En deuxième lieu, ne pas négliger la grâce commune. La grâce commune est celle dont Dieu fait bénéficier tous les humains, même rebelles et réprouvés (Mt 5.45 ; Ac 14.17) : elle « freine » le péché sans régénérer. Cette grâce permet aux pécheurs de faire des œuvres relativement bonnes, d’atteindre cette « justice civile » dont parlaient les Réformateurs. Elle limite la déformation pécheresse de la vérité de Dieu telle que la détient/retient l’homme naturel. En celui-ci, la situation est donc fort complexe : « ce qu’on peut connaître de Dieu », attesté par ses œuvres, correspond au « sens de la divinité » implanté en tout être humain selon Calvin ; puis se mêle intimement le refus de rendre gloire à ce Dieu tel qu’il est, et le rabattage du « sens » sur la créature (idolâtrie, plus ou moins subtile) ; en outre, l’opération de la grâce commune limite les effets de ce refus pécheur. Il en résulte que le pécheur peut, parfois, adopter des vues qui ne sont pas très éloignées de la vérité biblique (ignorée du pécheur) – et « récupérables ». Ainsi, en Actes 17, l’apôtre peut-il s’appuyer sur une expression de la piété païenne, « À [un] dieu inconnu », et citer un poète et philosophe panthéiste (v.23,28).
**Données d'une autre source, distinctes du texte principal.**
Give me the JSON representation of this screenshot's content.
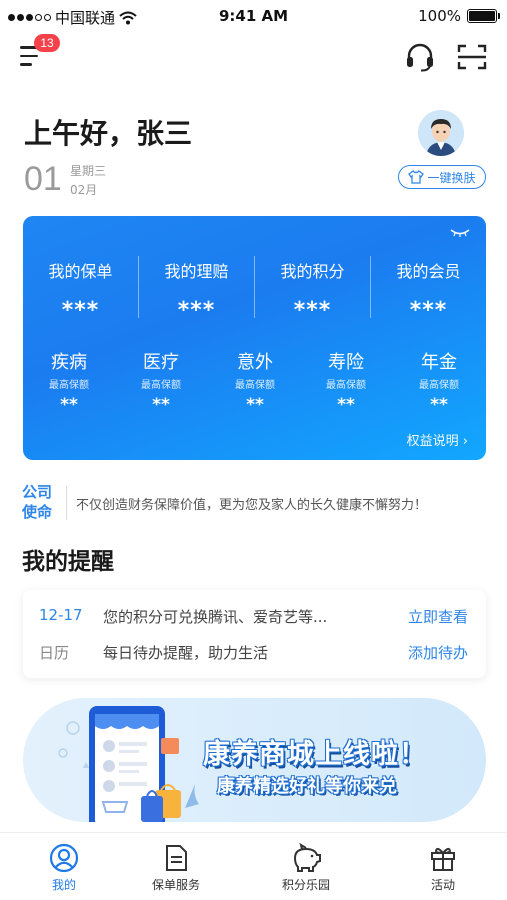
{
  "status_bar": {
    "carrier": "中国联通",
    "time": "9:41 AM",
    "battery": "100%"
  },
  "header": {
    "notification_count": "13"
  },
  "greeting": {
    "text": "上午好，张三",
    "day": "01",
    "weekday": "星期三",
    "month": "02月",
    "skin_button": "一键换肤"
  },
  "summary_card": {
    "stats": [
      {
        "label": "我的保单",
        "value": "***"
      },
      {
        "label": "我的理赔",
        "value": "***"
      },
      {
        "label": "我的积分",
        "value": "***"
      },
      {
        "label": "我的会员",
        "value": "***"
      }
    ],
    "coverage": [
      {
        "name": "疾病",
        "sub": "最高保额",
        "value": "**"
      },
      {
        "name": "医疗",
        "sub": "最高保额",
        "value": "**"
      },
      {
        "name": "意外",
        "sub": "最高保额",
        "value": "**"
      },
      {
        "name": "寿险",
        "sub": "最高保额",
        "value": "**"
      },
      {
        "name": "年金",
        "sub": "最高保额",
        "value": "**"
      }
    ],
    "rights_link": "权益说明"
  },
  "mission": {
    "tag_line1": "公司",
    "tag_line2": "使命",
    "text": "不仅创造财务保障价值，更为您及家人的长久健康不懈努力！"
  },
  "reminders": {
    "title": "我的提醒",
    "rows": [
      {
        "key": "12-17",
        "text": "您的积分可兑换腾讯、爱奇艺等...",
        "action": "立即查看"
      },
      {
        "key": "日历",
        "text": "每日待办提醒，助力生活",
        "action": "添加待办"
      }
    ]
  },
  "banner": {
    "title": "康养商城上线啦！",
    "subtitle": "康养精选好礼等你来兑"
  },
  "tabs": [
    {
      "label": "我的",
      "icon": "person-icon"
    },
    {
      "label": "保单服务",
      "icon": "document-icon"
    },
    {
      "label": "积分乐园",
      "icon": "piggy-bank-icon"
    },
    {
      "label": "活动",
      "icon": "gift-icon"
    }
  ],
  "colors": {
    "brand_blue": "#1f86f2",
    "accent_red": "#f5424a",
    "text_dark": "#1a1a1a"
  }
}
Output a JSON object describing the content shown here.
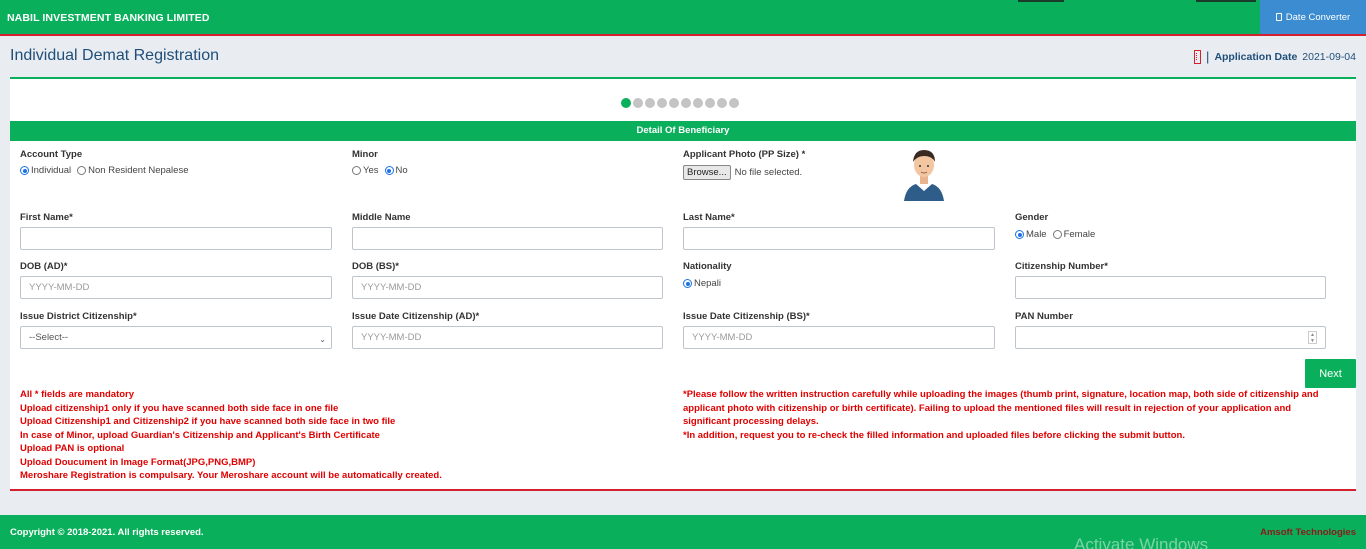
{
  "header": {
    "brand": "NABIL INVESTMENT BANKING LIMITED",
    "date_converter_label": "Date Converter"
  },
  "page": {
    "title": "Individual Demat Registration",
    "application_date_label": "Application Date",
    "application_date_value": "2021-09-04",
    "separator": "|"
  },
  "stepper": {
    "total_steps": 10,
    "active_step": 1
  },
  "section": {
    "title": "Detail Of Beneficiary"
  },
  "form": {
    "account_type": {
      "label": "Account Type",
      "options": [
        "Individual",
        "Non Resident Nepalese"
      ],
      "selected": "Individual"
    },
    "minor": {
      "label": "Minor",
      "options": [
        "Yes",
        "No"
      ],
      "selected": "No"
    },
    "photo": {
      "label": "Applicant Photo (PP Size) *",
      "browse_label": "Browse...",
      "file_status": "No file selected."
    },
    "first_name": {
      "label": "First Name*",
      "value": ""
    },
    "middle_name": {
      "label": "Middle Name",
      "value": ""
    },
    "last_name": {
      "label": "Last Name*",
      "value": ""
    },
    "gender": {
      "label": "Gender",
      "options": [
        "Male",
        "Female"
      ],
      "selected": "Male"
    },
    "dob_ad": {
      "label": "DOB (AD)*",
      "placeholder": "YYYY-MM-DD"
    },
    "dob_bs": {
      "label": "DOB (BS)*",
      "placeholder": "YYYY-MM-DD"
    },
    "nationality": {
      "label": "Nationality",
      "options": [
        "Nepali"
      ],
      "selected": "Nepali"
    },
    "citizenship_number": {
      "label": "Citizenship Number*",
      "value": ""
    },
    "issue_district": {
      "label": "Issue District Citizenship*",
      "selected": "--Select--"
    },
    "issue_date_ad": {
      "label": "Issue Date Citizenship (AD)*",
      "placeholder": "YYYY-MM-DD"
    },
    "issue_date_bs": {
      "label": "Issue Date Citizenship (BS)*",
      "placeholder": "YYYY-MM-DD"
    },
    "pan_number": {
      "label": "PAN Number",
      "value": ""
    },
    "next_label": "Next"
  },
  "notes_left": [
    "All * fields are mandatory",
    "Upload citizenship1 only if you have scanned both side face in one file",
    "Upload Citizenship1 and Citizenship2 if you have scanned both side face in two file",
    "In case of Minor, upload Guardian's Citizenship and Applicant's Birth Certificate",
    "Upload PAN is optional",
    "Upload Doucument in Image Format(JPG,PNG,BMP)",
    "Meroshare Registration is compulsary. Your Meroshare account will be automatically created."
  ],
  "notes_right": [
    "*Please follow the written instruction carefully while uploading the images (thumb print, signature, location map, both side of citizenship and applicant photo with citizenship or birth certificate). Failing to upload the mentioned files will result in rejection of your application and significant processing delays.",
    "*In addition, request you to re-check the filled information and uploaded files before clicking the submit button."
  ],
  "footer": {
    "copyright": "Copyright © 2018-2021. All rights reserved.",
    "company": "Amsoft Technologies",
    "watermark": "Activate Windows"
  },
  "colors": {
    "primary_green": "#0aaf5b",
    "accent_red": "#d3202f",
    "title_blue": "#1f4e79",
    "button_blue": "#3b8cd1",
    "note_red": "#e00000"
  }
}
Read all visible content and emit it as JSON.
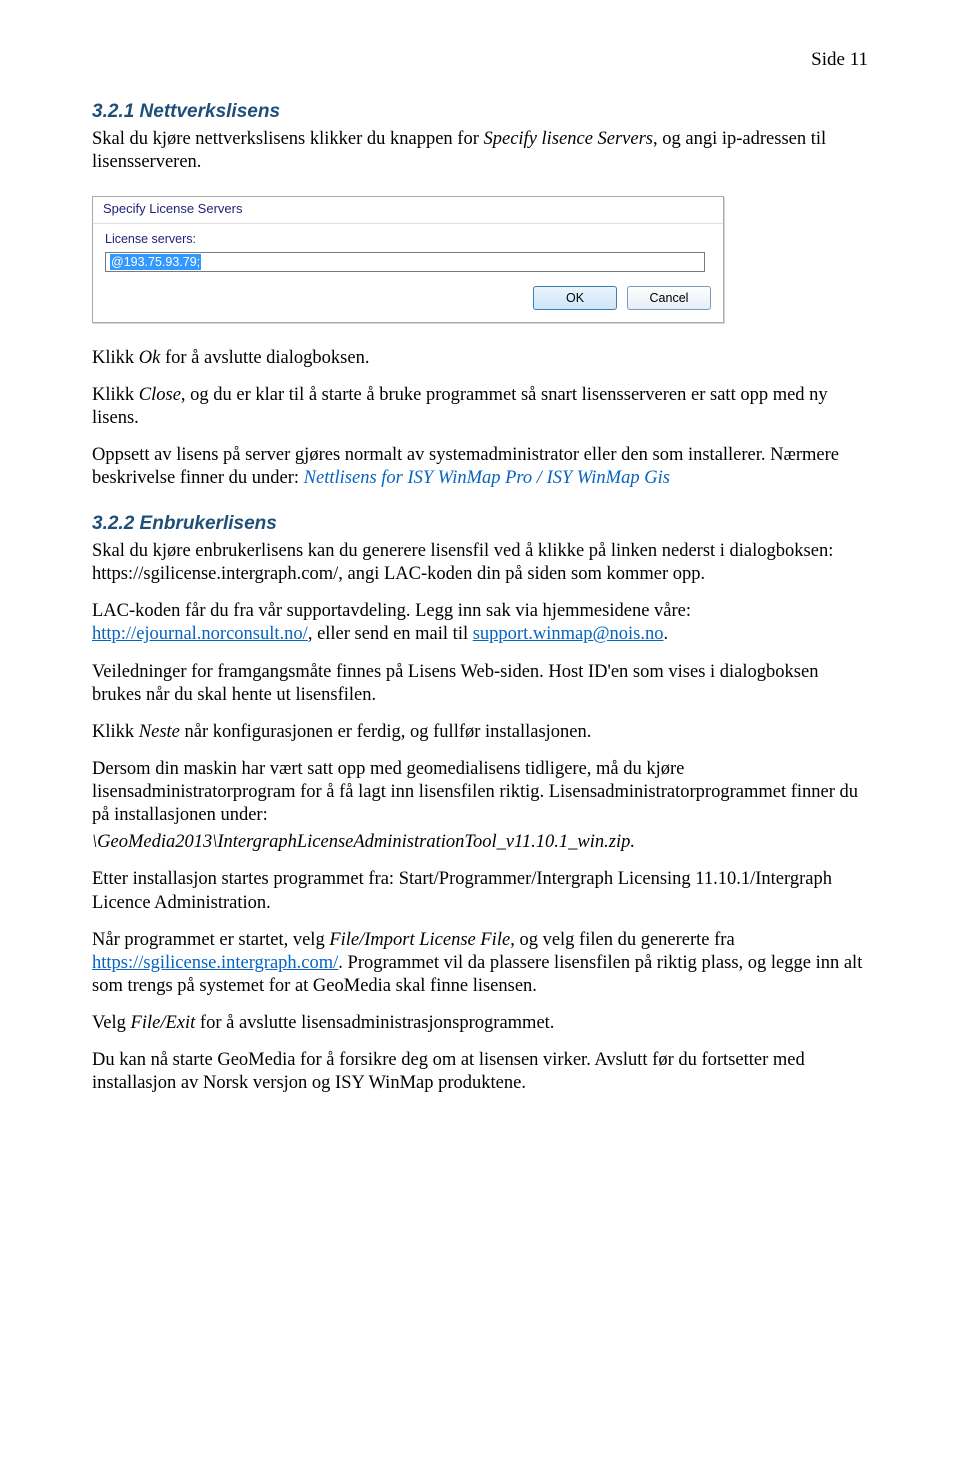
{
  "page_number": "Side 11",
  "sec1": {
    "heading": "3.2.1  Nettverkslisens",
    "p1_a": "Skal du kjøre nettverkslisens klikker du knappen for ",
    "p1_b": "Specify lisence Servers",
    "p1_c": ", og angi ip-adressen til lisensserveren."
  },
  "dialog": {
    "title": "Specify License Servers",
    "label": "License servers:",
    "value": "@193.75.93.79;",
    "ok": "OK",
    "cancel": "Cancel"
  },
  "sec1b": {
    "p2_a": "Klikk ",
    "p2_b": "Ok",
    "p2_c": " for å avslutte dialogboksen.",
    "p3_a": "Klikk ",
    "p3_b": "Close",
    "p3_c": ", og du er klar til å starte å bruke programmet så snart lisensserveren er satt opp med ny lisens.",
    "p4_a": "Oppsett av lisens på server gjøres normalt av systemadministrator eller den som installerer. Nærmere beskrivelse finner du under: ",
    "p4_b": "Nettlisens  for ISY WinMap Pro / ISY WinMap Gis"
  },
  "sec2": {
    "heading": "3.2.2  Enbrukerlisens",
    "p1": "Skal du kjøre enbrukerlisens kan du generere lisensfil ved å klikke på linken nederst i dialogboksen: https://sgilicense.intergraph.com/, angi LAC-koden din på siden som kommer opp.",
    "p2_a": "LAC-koden får du fra vår supportavdeling. Legg inn sak via hjemmesidene våre: ",
    "p2_link1": "http://ejournal.norconsult.no/",
    "p2_b": ", eller send en mail til ",
    "p2_link2": "support.winmap@nois.no",
    "p2_c": ".",
    "p3": "Veiledninger for framgangsmåte finnes på Lisens Web-siden. Host ID'en som vises i dialogboksen brukes når du skal hente ut lisensfilen.",
    "p4_a": "Klikk ",
    "p4_b": "Neste",
    "p4_c": " når konfigurasjonen er ferdig, og fullfør installasjonen.",
    "p5_a": "Dersom din maskin har vært satt opp med geomedialisens tidligere, må du kjøre lisensadministratorprogram for å få lagt inn lisensfilen riktig. Lisensadministratorprogrammet finner du på installasjonen under:",
    "p5_b": "\\GeoMedia2013\\IntergraphLicenseAdministrationTool_v11.10.1_win.zip.",
    "p6": "Etter installasjon startes programmet fra: Start/Programmer/Intergraph Licensing 11.10.1/Intergraph Licence Administration.",
    "p7_a": "Når programmet er startet, velg ",
    "p7_b": "File/Import License File",
    "p7_c": ", og velg filen du genererte fra ",
    "p7_link": "https://sgilicense.intergraph.com/",
    "p7_d": ". Programmet vil da plassere lisensfilen på riktig plass, og legge inn alt som trengs på systemet for at GeoMedia skal finne lisensen.",
    "p8_a": "Velg ",
    "p8_b": "File/Exit",
    "p8_c": " for å avslutte lisensadministrasjonsprogrammet.",
    "p9": "Du kan nå starte GeoMedia for å forsikre deg om at lisensen virker. Avslutt før du fortsetter med installasjon av Norsk versjon og ISY WinMap produktene."
  }
}
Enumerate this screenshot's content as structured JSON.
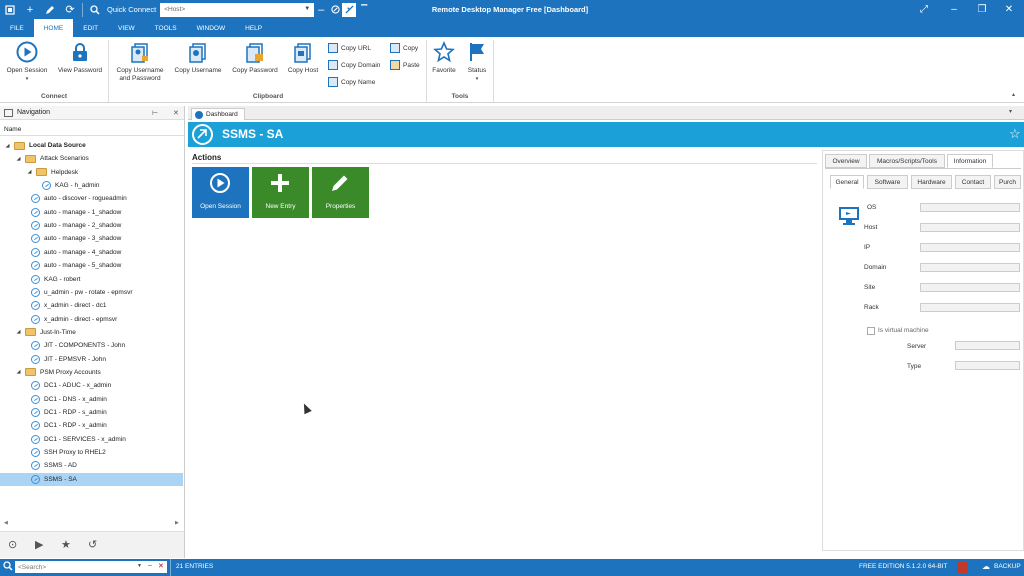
{
  "titlebar": {
    "quick_connect_label": "Quick Connect",
    "host_placeholder": "<Host>",
    "window_title": "Remote Desktop Manager Free [Dashboard]"
  },
  "menu": [
    "FILE",
    "HOME",
    "EDIT",
    "VIEW",
    "TOOLS",
    "WINDOW",
    "HELP"
  ],
  "menu_active": "HOME",
  "ribbon": {
    "open_session": "Open Session",
    "view_password": "View Password",
    "copy_username_password_line1": "Copy Username",
    "copy_username_password_line2": "and Password",
    "copy_username": "Copy Username",
    "copy_password": "Copy Password",
    "copy_host": "Copy Host",
    "copy_url": "Copy URL",
    "copy_domain": "Copy Domain",
    "copy_name": "Copy Name",
    "copy": "Copy",
    "paste": "Paste",
    "favorite": "Favorite",
    "status": "Status",
    "group_connect": "Connect",
    "group_clipboard": "Clipboard",
    "group_tools": "Tools"
  },
  "navigation": {
    "title": "Navigation",
    "column": "Name",
    "tree": [
      {
        "label": "Local Data Source",
        "kind": "root"
      },
      {
        "label": "Attack Scenarios",
        "kind": "folder"
      },
      {
        "label": "Helpdesk",
        "kind": "folder"
      },
      {
        "label": "KAG - h_admin",
        "kind": "entry"
      },
      {
        "label": "auto - discover - rogueadmin",
        "kind": "entry"
      },
      {
        "label": "auto - manage - 1_shadow",
        "kind": "entry"
      },
      {
        "label": "auto - manage - 2_shadow",
        "kind": "entry"
      },
      {
        "label": "auto - manage - 3_shadow",
        "kind": "entry"
      },
      {
        "label": "auto - manage - 4_shadow",
        "kind": "entry"
      },
      {
        "label": "auto - manage - 5_shadow",
        "kind": "entry"
      },
      {
        "label": "KAG - robert",
        "kind": "entry"
      },
      {
        "label": "u_admin - pw - rotate - epmsvr",
        "kind": "entry"
      },
      {
        "label": "x_admin - direct - dc1",
        "kind": "entry"
      },
      {
        "label": "x_admin - direct - epmsvr",
        "kind": "entry"
      },
      {
        "label": "Just-In-Time",
        "kind": "folder"
      },
      {
        "label": "JIT - COMPONENTS - John",
        "kind": "entry"
      },
      {
        "label": "JIT - EPMSVR - John",
        "kind": "entry"
      },
      {
        "label": "PSM Proxy Accounts",
        "kind": "folder"
      },
      {
        "label": "DC1 - ADUC - x_admin",
        "kind": "entry"
      },
      {
        "label": "DC1 - DNS - x_admin",
        "kind": "entry"
      },
      {
        "label": "DC1 - RDP - s_admin",
        "kind": "entry"
      },
      {
        "label": "DC1 - RDP - x_admin",
        "kind": "entry"
      },
      {
        "label": "DC1 - SERVICES - x_admin",
        "kind": "entry"
      },
      {
        "label": "SSH Proxy to RHEL2",
        "kind": "entry"
      },
      {
        "label": "SSMS - AD",
        "kind": "entry"
      },
      {
        "label": "SSMS - SA",
        "kind": "entry",
        "selected": true
      }
    ]
  },
  "document": {
    "tab_label": "Dashboard",
    "entry_title": "SSMS - SA",
    "actions_label": "Actions",
    "tiles": [
      {
        "label": "Open Session",
        "color": "#1e73be",
        "icon": "play-icon"
      },
      {
        "label": "New Entry",
        "color": "#3a8a2a",
        "icon": "plus-icon"
      },
      {
        "label": "Properties",
        "color": "#3a8a2a",
        "icon": "pencil-icon"
      }
    ]
  },
  "details": {
    "tabs": [
      "Overview",
      "Macros/Scripts/Tools",
      "Information"
    ],
    "active_tab": "Information",
    "subtabs": [
      "General",
      "Software",
      "Hardware",
      "Contact",
      "Purch"
    ],
    "active_subtab": "General",
    "fields": [
      "OS",
      "Host",
      "IP",
      "Domain",
      "Site",
      "Rack"
    ],
    "virtual_machine_label": "Is virtual machine",
    "server_label": "Server",
    "type_label": "Type"
  },
  "statusbar": {
    "search_placeholder": "<Search>",
    "entries": "21 ENTRIES",
    "edition": "FREE EDITION 5.1.2.0 64-BIT",
    "backup": "BACKUP"
  },
  "colors": {
    "brand": "#1e73be",
    "header": "#1ba0d8",
    "tile_green": "#3a8a2a",
    "selection": "#aad4f5"
  }
}
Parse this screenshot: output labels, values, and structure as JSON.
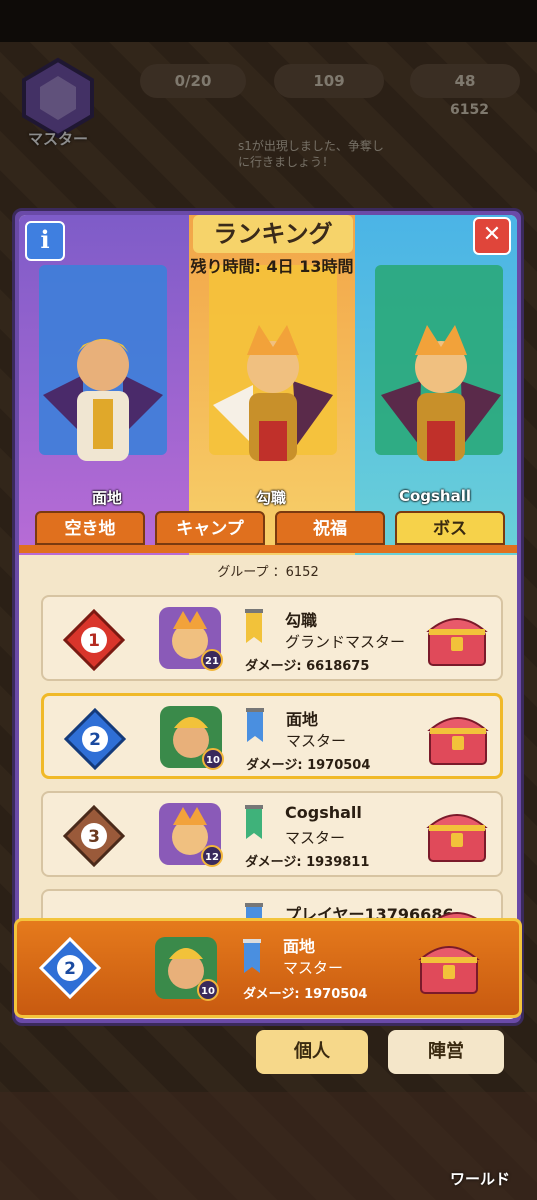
{
  "top": {
    "master_label": "マスター",
    "stats": [
      "0/20",
      "109",
      "48",
      "6152"
    ],
    "notice": "s1が出現しました、争奪しに行きましょう！"
  },
  "panel": {
    "title": "ランキング",
    "timer": "残り時間: 4日 13時間",
    "heroes": [
      {
        "name": "面地"
      },
      {
        "name": "勾職"
      },
      {
        "name": "Cogshall"
      }
    ],
    "tabs": [
      "空き地",
      "キャンプ",
      "祝福",
      "ボス"
    ],
    "active_tab": "ボス",
    "group": "グループ ：6152",
    "rows": [
      {
        "rank": "1",
        "name": "勾職",
        "title": "グランドマスター",
        "damage": "ダメージ: 6618675",
        "level": "21",
        "rank_color": "#d9352b",
        "flag_color": "#f2c23a"
      },
      {
        "rank": "2",
        "name": "面地",
        "title": "マスター",
        "damage": "ダメージ: 1970504",
        "level": "10",
        "rank_color": "#2f6fd6",
        "flag_color": "#4a8fe0"
      },
      {
        "rank": "3",
        "name": "Cogshall",
        "title": "マスター",
        "damage": "ダメージ: 1939811",
        "level": "12",
        "rank_color": "#9a5a3a",
        "flag_color": "#3fb27a"
      },
      {
        "rank": "",
        "name": "プレイヤー13796686",
        "title": "",
        "damage": "",
        "level": "",
        "rank_color": "#c9a66a",
        "flag_color": "#4a8fe0"
      }
    ],
    "me": {
      "rank": "2",
      "name": "面地",
      "title": "マスター",
      "damage": "ダメージ: 1970504",
      "level": "10"
    }
  },
  "buttons": {
    "personal": "個人",
    "camp": "陣営"
  },
  "nav": {
    "world": "ワールド"
  }
}
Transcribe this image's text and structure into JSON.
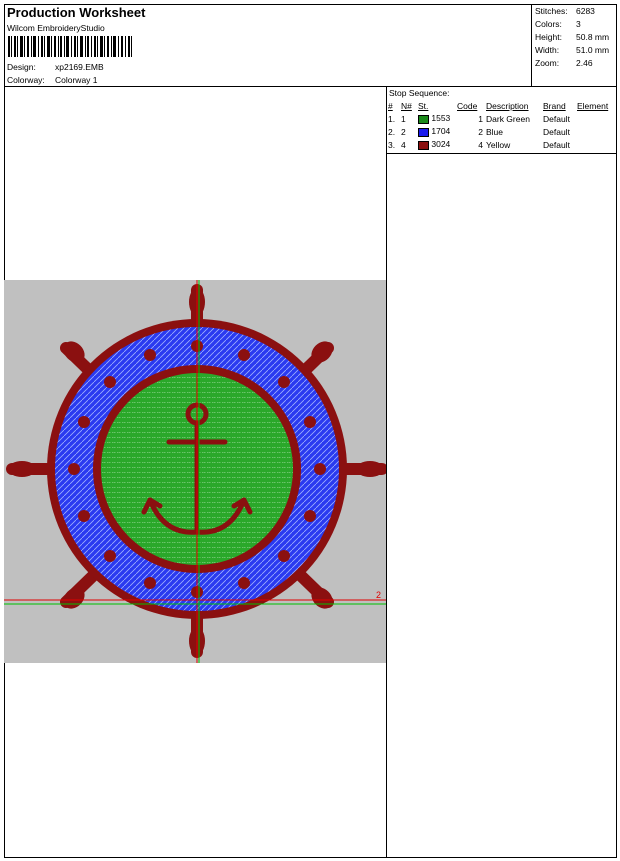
{
  "header": {
    "title": "Production Worksheet",
    "studio": "Wilcom  EmbroideryStudio",
    "design_label": "Design:",
    "design_value": "xp2169.EMB",
    "colorway_label": "Colorway:",
    "colorway_value": "Colorway  1"
  },
  "stats": {
    "stitches_label": "Stitches:",
    "stitches_value": "6283",
    "colors_label": "Colors:",
    "colors_value": "3",
    "height_label": "Height:",
    "height_value": "50.8 mm",
    "width_label": "Width:",
    "width_value": "51.0 mm",
    "zoom_label": "Zoom:",
    "zoom_value": "2.46"
  },
  "stop_sequence": {
    "title": "Stop  Sequence:",
    "headers": [
      "#",
      "N#",
      "St.",
      "Code",
      "Description",
      "Brand",
      "Element"
    ],
    "rows": [
      {
        "num": "1.",
        "n": "1",
        "color": "#1a8a1a",
        "st": "1553",
        "code": "1",
        "description": "Dark Green",
        "brand": "Default",
        "element": ""
      },
      {
        "num": "2.",
        "n": "2",
        "color": "#1a1aee",
        "st": "1704",
        "code": "2",
        "description": "Blue",
        "brand": "Default",
        "element": ""
      },
      {
        "num": "3.",
        "n": "4",
        "color": "#8b1010",
        "st": "3024",
        "code": "4",
        "description": "Yellow",
        "brand": "Default",
        "element": ""
      }
    ]
  },
  "design": {
    "marker_label": "2",
    "colors": {
      "background": "#c0c0c0",
      "green": "#2aa82a",
      "blue": "#2a3af0",
      "maroon": "#8b1010",
      "guide_red": "#e00000",
      "guide_green": "#00c000"
    }
  }
}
Même quand on pratique une telle récupération, le reste de connaissance de Dieu discerné est attribuable à la Parole de Dieu. Non pas à la Parole de Dieu biblique, mais à la Parole de Dieu que relaie la création (Ps 19.2-5). L’attestation de Dieu par ses œuvres équivaut à un langage. S’il faut résister à l’idée de théologie naturelle (véridique), l’orthodoxie reconnaît une révélation naturelle, ou « générale », les notions de révélation et de Parole se recouvrant pour l’essentiel. Comme la révélation spéciale, Parole de Dieu scripturaire (prophético-apostolique) use du langage humain et que celui-ci se constitue dans l’humanité par le commerce avec la création, il apparaît que la révélation spéciale présuppose la révélation naturelle/générale. La capacité du langage à servir à la communication de Dieu n’est pas indépendante du caractère originel de la création : révélation ou Parole de Dieu.
Un pas de plus
Si toutes les choses venues à l’existence sont des moyens par lesquels Dieu nous parle, c’est qu’elles ont été elles-mêmes formées par la Parole. Le message du Prologue de Jean le proclame. Pour les stoïciens, la cohésion et la consistance du cosmos étaient assurées par le Logos, Raison divine : le vrai Logos, conjoignant les sens de Raison et de Parole, est celui qui est venu en chair. Jésus est la Parole dans un sens suréminent (sans affaiblir l’usage du titre pour les actes de langage recueillis dans l’Écriture). Calvin a su le dire : « [B]ien que toutes les révélations issues de Dieu soient à bon droit intitulées sa Parole, encore faut-il toutefois mettre en degré souverain cette Parole essentielle, qui est la source de toutes les révélations »[9]. La Parole essentielle (Logos) à la fois se distingue de Dieu et elle est Dieu. L’association Dieu/sa Parole se découvre ainsi intérieure à la doctrine de Dieu même : impliquée par le mystère de la Trinité (Jean 1.1 et 1.18), dont s’occupent plusieurs des essais du recueil Dieu et sa Parole.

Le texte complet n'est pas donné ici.